Globalement, le modèle semble correctement reproduire le comportement réel de la buse de pulvérisation. Les résultats indiquent la formation d’un jet conique creux et soulignent la présence d’une importante zone de recirculation à l’intérieur de celui-ci, conformément aux observations expérimentales. De même, l’influence de la pression ou la présence de surfactants [5] conduit à des résultats cohérents. Les premières comparaisons avec une étude expérimentale réalisée dans la partie dense du spray à l’aide d’une sonde optique sont très encourageantes. Ainsi, les travaux effectués tendent à valider le modèle. Ils constituent une première étape, certes novatrice et prometteuse, mais qui demande à être approfondie. A terme, le couplage de cette modélisation avec un modèle d’atomisation secondaire permettra de décrire entièrement le jet jusqu’à sa cible et par suite de mieux anticiper le devenir des pesticides après leur application.

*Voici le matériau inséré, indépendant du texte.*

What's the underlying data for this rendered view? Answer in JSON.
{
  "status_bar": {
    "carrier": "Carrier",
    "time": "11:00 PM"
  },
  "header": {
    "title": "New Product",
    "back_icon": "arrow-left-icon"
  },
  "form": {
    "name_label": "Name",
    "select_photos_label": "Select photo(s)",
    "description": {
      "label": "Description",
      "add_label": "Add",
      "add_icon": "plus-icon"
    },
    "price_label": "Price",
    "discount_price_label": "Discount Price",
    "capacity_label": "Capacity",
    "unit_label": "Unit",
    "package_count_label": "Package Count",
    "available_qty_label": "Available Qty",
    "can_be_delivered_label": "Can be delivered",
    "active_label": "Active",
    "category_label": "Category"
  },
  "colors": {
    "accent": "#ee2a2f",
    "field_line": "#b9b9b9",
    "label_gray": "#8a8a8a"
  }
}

[1] J.N. Aubertot, J.M. Barbier, A. Carpentier, J.J. Gril, L. Guichard, P. Lucas, S. Savary, I. Savini, M. Voltz. Pesticides, agriculture et environnement. Réduire l’utilisation des pesticides et limiter leurs impacts environnementaux (rapport d’expertise scientifique collective), France, INRA et Cemagref, 2005.
[2] Au moment de l’application, une partie des produits n’atteint pas les surfaces traitées. Cette perte de composés est qualifiée de dérive.
[3] Le terme volatilisation désigne l’ensemble des procédés physico-chimiques de transfert des composés à partir des végétaux ou du sol vers l’atmosphère.
[4] L’atomisation d’un liquide est l’opération qui correspond au passage d’un volume continu de liquide à un ensemble de gouttes caractérisé par une distribution de tailles et de vitesses.
[5] Le rôle des surfactants est de favoriser l’étalement des gouttes sur la cible et d’éviter le rebond sur la végétation.
La thèse : Contribution à la modélisation de la pulvérisation d’un liquide phytosanitaire en vue de réduire les pollutions, sous la direction de Monsieur Roland Borghi, soutenue le 6 Décembre 2007 à l’Agro de Montpellier.